Determining how you’re going to divide child custody during the school year can be tough, especially if you and your ex-spouse are in the middle of a divorce and will need to raise your child as single parents.

Trying to split time with your child during the school year may mean that there are limited hours when visits are possible. Your work schedules may not line up with the school schedule, and you could find yourself having trouble putting together a custody arrangement that works.

What can you do to make school-year custody issues easier?

Developing a parenting plan for your school-aged child is a must. To start with, you need to get a copy of the school schedule including any school holidays or events. If your child will participate in extracurricular activities, get copies of those schedules as well.

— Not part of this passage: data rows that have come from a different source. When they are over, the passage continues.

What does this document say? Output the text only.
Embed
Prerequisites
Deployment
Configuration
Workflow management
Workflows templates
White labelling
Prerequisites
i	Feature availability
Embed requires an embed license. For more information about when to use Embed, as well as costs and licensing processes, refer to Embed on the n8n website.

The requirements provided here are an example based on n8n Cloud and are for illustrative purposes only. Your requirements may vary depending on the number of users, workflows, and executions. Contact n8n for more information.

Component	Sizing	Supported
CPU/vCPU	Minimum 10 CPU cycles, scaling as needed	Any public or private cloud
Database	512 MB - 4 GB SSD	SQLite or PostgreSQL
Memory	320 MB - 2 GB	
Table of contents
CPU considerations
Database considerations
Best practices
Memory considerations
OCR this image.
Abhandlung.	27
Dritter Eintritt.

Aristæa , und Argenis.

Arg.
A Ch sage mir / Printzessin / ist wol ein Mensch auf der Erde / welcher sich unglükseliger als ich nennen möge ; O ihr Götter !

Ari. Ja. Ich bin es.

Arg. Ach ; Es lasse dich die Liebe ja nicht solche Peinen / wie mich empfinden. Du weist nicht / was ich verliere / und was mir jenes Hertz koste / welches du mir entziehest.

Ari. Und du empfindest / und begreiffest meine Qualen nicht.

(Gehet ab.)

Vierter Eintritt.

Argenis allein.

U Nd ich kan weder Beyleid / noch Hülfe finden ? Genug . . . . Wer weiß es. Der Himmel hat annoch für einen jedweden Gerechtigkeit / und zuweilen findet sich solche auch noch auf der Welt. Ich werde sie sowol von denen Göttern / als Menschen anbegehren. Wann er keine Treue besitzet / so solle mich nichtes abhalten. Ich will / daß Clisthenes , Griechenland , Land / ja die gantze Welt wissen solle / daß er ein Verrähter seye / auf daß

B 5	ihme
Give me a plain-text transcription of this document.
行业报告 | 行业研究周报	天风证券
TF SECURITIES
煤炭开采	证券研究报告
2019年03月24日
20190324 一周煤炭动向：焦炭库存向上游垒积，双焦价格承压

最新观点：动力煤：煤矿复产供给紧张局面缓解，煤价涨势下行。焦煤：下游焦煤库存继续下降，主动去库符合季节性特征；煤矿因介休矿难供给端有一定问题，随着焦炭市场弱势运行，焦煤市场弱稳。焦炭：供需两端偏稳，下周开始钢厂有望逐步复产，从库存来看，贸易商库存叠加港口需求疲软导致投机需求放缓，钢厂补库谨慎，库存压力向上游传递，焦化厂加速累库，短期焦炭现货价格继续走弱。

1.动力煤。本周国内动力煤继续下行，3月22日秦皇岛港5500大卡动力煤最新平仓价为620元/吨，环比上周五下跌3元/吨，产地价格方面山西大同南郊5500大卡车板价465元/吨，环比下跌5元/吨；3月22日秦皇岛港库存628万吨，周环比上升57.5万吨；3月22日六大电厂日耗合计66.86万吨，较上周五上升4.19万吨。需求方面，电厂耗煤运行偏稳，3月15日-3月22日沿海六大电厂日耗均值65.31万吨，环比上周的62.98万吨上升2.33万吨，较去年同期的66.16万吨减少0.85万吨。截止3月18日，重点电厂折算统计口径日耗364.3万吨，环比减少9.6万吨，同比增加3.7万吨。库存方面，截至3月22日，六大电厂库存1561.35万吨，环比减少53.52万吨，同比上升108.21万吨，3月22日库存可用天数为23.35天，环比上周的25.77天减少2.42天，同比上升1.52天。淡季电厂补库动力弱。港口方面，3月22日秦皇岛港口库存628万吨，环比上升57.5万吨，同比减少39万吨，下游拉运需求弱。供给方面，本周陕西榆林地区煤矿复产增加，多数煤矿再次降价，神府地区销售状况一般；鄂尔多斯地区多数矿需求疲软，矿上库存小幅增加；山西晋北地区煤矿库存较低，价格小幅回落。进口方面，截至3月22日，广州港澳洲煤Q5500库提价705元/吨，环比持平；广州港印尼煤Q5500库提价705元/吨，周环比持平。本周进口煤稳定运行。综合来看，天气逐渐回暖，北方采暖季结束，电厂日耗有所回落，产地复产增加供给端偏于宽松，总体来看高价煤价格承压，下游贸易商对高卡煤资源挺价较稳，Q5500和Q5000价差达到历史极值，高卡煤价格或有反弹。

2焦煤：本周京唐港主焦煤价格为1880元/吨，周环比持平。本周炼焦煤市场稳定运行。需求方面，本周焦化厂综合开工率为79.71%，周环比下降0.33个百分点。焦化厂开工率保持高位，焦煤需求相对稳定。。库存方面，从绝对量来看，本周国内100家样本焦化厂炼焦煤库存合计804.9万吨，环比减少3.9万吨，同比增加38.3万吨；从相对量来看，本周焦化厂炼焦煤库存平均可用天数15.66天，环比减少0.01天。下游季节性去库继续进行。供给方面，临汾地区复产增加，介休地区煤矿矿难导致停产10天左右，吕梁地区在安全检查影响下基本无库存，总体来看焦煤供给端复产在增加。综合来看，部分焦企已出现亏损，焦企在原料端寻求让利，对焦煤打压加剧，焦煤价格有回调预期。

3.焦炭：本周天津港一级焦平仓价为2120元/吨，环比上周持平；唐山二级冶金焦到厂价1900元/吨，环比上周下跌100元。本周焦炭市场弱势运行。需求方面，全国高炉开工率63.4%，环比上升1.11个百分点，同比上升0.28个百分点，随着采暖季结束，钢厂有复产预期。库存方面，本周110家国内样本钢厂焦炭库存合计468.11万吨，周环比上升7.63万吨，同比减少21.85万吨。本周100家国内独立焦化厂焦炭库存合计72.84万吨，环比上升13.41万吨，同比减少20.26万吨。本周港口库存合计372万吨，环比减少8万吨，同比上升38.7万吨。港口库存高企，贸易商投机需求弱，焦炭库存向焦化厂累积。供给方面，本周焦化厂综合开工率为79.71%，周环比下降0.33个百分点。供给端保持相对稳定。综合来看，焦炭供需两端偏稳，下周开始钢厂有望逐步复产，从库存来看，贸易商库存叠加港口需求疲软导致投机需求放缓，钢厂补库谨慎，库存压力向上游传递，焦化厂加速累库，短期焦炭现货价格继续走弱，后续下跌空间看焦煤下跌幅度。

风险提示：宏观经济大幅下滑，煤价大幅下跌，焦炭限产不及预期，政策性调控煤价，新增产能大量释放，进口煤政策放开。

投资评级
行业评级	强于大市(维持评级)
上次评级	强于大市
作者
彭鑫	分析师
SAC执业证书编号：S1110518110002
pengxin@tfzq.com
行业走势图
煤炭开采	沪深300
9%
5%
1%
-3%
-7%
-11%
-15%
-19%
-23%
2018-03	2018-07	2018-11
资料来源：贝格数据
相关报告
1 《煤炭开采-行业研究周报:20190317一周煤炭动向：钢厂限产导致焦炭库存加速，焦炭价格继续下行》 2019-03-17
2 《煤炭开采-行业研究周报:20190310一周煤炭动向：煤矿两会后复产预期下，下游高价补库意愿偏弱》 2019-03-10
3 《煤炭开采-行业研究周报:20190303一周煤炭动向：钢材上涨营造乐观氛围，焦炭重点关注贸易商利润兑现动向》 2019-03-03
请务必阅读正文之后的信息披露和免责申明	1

You and your ex will need to sit down to talk about the schedule your child will be adhering to, first. For example, they may need to be at school from 8 a.m. until 3 p.m. and then have to remain at the school until 5 p.m. on Monday, Wednesday and Friday for sports practice. You can write all of this down on a calendar to start with, so that you can start putting together your own schedules, too.

Now, you and the other parent need to look at your work schedule. Are you available after five every day? Who will take care of your child from 3 p.m. until 5 p.m. on Tuesdays and Thursdays? Which parent can get your child to school on time in the morning or be available to see them off on the school bus? How do you want to handle weekends? Which parent is closer to the school? These are all questions to start asking yourselves, so that you can build a schedule that has as much routine as possible while providing all the support needed.

Once you come up with a plan, you can submit it to the court for approval. If you cannot come up with an arrangement that you believe will work, then it may be worth writing out the schedule you want and submitting it to the court. A judge can hear the case and determine the best schedule for your child’s needs.